Is the efficacy of your biologic product truly consistent?
In biologics quality control—covering vaccines, antitoxins, monoclonal antibodies, and gene therapy products—the potency assay is a critical measure of biological activity. A well-designed and validated in vivo potency assay, complemented by a sensitive ELISA-based analytical system, forms the scientific foundation for demonstrating product efficacy, ensuring batch-to-batch consistency, and maintaining regulatory compliance.
At Amaran Biotech, we understand the technical and biological challenges of developing robust mouse potency assays. Below are the three essential pillars for establishing a reliable potency evaluation framework—integrating ELISA analytics for quantitative precision and reproducibility.
I. 🎯 Define the Objective — Know the Purpose of Your Assay
A clear objective ensures your potency assay delivers meaningful and interpretable results. Your design strategy—and whether to include ELISA readouts—depends on the assay’s intended use:
Batch Release Testing: Quantitative ELISA results can support potency confirmation by correlating antigen concentration with in vivo response.
Stability Studies: ELISA enables sensitive detection of potency decline or antigen degradation across shelf life.
Comparability Assessments: ELISA provides objective analytical data to demonstrate product equivalence after process or formulation changes.
Research or Screening: Rapid ELISA screening can prequalify candidates before in vivo efficacy confirmation, reducing animal use and development cost.
II. 💎 Establish the Benchmark — Reference Standards and ELISA Calibration
A reliable Reference Standard ensures assay accuracy, while ELISA quantification supports its consistent application.
Characteristics: Your standard should be well-characterized, stable, and fully traceable to a known potency value.
Application: Express potency relative to the reference standard, using ELISA results to validate concentration-response relationships.

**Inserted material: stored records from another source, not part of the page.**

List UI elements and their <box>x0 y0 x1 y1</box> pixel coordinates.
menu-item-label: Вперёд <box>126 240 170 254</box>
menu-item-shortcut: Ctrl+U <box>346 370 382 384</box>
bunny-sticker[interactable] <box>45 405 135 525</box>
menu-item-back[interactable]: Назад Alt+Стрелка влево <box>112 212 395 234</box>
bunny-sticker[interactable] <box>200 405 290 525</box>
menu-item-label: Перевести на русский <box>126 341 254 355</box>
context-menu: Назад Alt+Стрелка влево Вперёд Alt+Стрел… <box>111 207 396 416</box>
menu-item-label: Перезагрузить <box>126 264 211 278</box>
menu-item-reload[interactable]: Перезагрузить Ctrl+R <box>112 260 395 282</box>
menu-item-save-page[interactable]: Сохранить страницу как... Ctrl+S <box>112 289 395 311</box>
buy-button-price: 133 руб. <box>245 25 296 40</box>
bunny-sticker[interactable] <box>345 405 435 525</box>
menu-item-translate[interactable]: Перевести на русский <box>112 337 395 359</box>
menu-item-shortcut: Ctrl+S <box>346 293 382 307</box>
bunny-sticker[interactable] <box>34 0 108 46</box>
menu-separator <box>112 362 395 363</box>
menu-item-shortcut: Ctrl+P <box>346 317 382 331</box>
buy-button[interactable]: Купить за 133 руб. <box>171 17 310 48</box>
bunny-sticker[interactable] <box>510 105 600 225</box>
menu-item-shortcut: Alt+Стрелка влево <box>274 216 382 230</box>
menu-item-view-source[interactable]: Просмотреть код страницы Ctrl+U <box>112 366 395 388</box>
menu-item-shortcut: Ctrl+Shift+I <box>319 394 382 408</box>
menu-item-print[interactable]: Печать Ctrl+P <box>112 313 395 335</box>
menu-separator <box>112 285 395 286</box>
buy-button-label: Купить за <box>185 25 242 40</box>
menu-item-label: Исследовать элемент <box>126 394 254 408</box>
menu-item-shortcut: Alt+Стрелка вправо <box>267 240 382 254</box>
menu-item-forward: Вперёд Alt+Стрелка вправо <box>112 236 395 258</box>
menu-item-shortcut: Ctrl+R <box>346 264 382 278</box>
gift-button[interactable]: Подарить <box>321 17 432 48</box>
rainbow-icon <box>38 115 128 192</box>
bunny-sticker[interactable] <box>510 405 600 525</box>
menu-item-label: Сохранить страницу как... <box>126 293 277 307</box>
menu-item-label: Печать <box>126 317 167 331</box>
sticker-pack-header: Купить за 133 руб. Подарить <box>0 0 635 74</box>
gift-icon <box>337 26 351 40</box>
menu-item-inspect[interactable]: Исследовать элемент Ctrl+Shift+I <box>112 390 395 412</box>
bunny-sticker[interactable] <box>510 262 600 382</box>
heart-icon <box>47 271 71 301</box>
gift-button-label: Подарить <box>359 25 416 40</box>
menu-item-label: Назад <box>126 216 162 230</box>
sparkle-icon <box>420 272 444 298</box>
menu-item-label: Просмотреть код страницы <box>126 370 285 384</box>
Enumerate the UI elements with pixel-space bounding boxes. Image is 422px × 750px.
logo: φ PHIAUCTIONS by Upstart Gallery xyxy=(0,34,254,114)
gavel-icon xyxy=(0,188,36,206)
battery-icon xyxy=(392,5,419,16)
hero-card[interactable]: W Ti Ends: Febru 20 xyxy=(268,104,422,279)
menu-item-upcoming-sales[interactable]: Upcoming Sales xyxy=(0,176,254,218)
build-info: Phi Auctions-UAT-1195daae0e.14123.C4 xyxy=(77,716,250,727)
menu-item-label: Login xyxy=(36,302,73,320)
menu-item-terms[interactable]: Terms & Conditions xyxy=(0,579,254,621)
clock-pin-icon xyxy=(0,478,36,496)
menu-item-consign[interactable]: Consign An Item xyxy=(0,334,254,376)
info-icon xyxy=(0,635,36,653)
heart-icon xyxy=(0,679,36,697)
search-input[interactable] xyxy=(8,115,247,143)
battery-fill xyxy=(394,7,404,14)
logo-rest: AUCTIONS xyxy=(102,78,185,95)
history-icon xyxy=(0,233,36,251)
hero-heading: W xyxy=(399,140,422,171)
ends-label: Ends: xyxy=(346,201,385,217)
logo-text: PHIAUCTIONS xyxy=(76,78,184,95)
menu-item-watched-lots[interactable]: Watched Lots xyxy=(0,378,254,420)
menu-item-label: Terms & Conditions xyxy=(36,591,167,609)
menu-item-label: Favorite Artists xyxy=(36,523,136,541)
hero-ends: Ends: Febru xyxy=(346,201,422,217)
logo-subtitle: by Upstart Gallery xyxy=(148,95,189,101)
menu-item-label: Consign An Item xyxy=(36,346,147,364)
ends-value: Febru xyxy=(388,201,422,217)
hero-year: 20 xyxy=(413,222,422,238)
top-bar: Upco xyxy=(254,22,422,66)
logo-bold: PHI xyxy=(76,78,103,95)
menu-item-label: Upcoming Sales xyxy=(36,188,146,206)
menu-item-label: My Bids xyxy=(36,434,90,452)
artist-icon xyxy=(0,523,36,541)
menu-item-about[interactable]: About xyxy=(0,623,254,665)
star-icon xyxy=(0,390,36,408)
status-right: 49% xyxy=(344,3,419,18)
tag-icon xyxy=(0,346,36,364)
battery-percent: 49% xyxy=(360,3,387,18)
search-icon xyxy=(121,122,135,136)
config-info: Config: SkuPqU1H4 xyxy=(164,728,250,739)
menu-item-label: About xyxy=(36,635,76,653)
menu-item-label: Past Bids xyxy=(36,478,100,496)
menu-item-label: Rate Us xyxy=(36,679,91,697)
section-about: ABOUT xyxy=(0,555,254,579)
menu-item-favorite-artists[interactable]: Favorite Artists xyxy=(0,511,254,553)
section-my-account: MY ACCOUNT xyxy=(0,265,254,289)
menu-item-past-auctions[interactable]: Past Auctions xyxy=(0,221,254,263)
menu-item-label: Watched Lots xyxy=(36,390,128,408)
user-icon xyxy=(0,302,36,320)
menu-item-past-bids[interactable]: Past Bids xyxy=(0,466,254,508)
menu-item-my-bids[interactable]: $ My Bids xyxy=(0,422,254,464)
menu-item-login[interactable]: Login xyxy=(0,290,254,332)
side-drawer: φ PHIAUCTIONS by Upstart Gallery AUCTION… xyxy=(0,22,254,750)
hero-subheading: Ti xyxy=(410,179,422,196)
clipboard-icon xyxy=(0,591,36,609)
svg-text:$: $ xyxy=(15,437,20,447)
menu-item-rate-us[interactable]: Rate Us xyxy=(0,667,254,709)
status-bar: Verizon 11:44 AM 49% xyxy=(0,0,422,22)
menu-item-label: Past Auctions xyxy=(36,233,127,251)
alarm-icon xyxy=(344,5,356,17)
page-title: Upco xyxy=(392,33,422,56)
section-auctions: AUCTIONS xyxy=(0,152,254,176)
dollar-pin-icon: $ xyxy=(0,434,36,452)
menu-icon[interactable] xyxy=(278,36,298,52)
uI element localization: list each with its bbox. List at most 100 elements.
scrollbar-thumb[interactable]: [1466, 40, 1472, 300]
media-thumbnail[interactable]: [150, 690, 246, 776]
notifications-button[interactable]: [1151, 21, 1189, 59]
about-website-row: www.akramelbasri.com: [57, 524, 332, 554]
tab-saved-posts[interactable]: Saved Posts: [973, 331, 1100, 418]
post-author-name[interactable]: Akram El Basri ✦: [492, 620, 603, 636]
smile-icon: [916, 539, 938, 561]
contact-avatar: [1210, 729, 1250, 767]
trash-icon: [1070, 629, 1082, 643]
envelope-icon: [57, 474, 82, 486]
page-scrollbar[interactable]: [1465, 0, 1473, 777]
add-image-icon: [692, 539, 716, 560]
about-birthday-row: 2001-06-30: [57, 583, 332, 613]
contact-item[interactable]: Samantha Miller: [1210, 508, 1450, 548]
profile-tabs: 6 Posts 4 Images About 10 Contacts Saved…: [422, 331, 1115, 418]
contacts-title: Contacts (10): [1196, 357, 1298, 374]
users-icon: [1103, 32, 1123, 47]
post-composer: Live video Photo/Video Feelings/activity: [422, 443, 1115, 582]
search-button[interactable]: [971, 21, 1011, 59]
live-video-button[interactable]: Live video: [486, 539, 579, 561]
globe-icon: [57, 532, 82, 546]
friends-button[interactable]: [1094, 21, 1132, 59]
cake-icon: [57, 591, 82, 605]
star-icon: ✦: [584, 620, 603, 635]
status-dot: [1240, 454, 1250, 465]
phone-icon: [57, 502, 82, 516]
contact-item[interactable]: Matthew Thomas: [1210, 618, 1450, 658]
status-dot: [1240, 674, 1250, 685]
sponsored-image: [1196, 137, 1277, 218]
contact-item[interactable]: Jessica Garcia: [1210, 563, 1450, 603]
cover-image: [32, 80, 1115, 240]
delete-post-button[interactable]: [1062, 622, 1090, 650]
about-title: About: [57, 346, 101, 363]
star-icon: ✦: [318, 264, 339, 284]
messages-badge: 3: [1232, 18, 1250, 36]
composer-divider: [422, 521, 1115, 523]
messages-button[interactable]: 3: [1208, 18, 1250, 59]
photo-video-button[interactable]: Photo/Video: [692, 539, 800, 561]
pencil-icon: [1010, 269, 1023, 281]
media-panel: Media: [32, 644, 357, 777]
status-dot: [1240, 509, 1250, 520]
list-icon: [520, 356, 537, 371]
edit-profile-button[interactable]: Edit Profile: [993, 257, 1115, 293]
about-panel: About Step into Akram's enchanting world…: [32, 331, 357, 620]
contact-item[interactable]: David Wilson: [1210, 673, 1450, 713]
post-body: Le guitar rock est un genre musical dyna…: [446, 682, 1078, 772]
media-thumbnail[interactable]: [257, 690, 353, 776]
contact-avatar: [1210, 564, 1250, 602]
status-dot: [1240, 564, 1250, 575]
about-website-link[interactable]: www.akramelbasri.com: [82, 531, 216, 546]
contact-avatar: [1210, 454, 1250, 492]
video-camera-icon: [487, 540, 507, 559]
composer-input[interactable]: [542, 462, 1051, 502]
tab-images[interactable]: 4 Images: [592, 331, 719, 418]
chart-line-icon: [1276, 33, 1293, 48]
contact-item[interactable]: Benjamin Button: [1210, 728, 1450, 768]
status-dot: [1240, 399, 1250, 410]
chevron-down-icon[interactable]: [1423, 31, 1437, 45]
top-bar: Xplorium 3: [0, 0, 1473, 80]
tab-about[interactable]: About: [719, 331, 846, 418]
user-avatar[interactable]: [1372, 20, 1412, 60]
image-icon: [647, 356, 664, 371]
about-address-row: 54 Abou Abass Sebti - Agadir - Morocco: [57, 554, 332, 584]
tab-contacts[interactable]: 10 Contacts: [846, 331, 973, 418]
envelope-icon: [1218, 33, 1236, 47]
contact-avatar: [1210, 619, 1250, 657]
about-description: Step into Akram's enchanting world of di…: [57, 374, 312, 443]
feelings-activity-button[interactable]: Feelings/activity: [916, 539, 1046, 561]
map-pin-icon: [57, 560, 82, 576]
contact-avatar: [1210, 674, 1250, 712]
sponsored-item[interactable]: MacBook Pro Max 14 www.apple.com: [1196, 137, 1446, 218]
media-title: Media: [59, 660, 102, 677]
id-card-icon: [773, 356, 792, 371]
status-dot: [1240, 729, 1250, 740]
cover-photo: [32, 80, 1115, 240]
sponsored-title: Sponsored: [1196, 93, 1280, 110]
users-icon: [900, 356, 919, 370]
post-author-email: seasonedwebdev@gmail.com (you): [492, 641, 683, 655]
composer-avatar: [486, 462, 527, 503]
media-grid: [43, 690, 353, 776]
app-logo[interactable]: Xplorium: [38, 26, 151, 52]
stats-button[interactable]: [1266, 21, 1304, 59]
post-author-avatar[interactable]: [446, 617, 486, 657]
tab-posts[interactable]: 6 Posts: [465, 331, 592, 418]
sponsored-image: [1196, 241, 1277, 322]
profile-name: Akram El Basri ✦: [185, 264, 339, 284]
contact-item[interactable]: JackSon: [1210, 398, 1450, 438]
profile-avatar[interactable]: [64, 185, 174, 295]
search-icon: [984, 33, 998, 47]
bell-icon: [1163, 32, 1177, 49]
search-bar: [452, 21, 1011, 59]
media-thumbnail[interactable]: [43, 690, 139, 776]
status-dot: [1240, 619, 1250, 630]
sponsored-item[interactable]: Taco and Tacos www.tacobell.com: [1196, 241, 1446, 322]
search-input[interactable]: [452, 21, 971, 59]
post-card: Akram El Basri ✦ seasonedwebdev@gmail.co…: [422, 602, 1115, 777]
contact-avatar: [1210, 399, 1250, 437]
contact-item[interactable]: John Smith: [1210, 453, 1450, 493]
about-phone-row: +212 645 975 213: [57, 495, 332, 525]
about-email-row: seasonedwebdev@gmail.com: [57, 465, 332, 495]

Maintenance: Periodic ELISA-based verification helps confirm the reference material retains its biological activity over time.
III. ✅ Validate with Rigor — Demonstrate Method Suitability
Validation confirms your assay—both in vivo and ELISA components—is fit for its intended purpose.
Integration: Use ELISA to measure antibody titers, antigen content, or immune response markers that support the in vivo potency endpoint.
Goal: Confirm both assay arms produce consistent, reproducible, and scientifically correlated results.
Outcome: A validated dual system (in vivo + ELISA) strengthens confidence in potency results and simplifies regulatory review.
🚧 Overcoming the Challenges of In Vivo Potency Testing
Controlling High Variability
Challenge: Biological variability among animals often increases data spread.
Solution: Incorporate ELISA as a quantitative secondary endpoint to normalize variability and reinforce statistical robustness.
Ensuring Reagent Stability and Consistency
Challenge: Reagent potency (e.g., challenge strain virulence or antitoxin activity) can shift over time.
Solution: Employ ELISA to routinely assess reagent stability, ensuring potency data remains traceable and comparable.
👉 Combining in vivo assessment with ELISA analytics transforms traditional potency testing into a more quantitative, reproducible, and ethically optimized system for modern biology.
💡 Elevate Your Quality System with ELISA-Enhanced Potency Assays
A scientifically robust potency assay—strengthened by ELISA quantification—provides undeniable evidence of biological efficacy and manufacturing control. Integrate ELISA precision into your potency strategy and set a new benchmark for biologic quality assurance.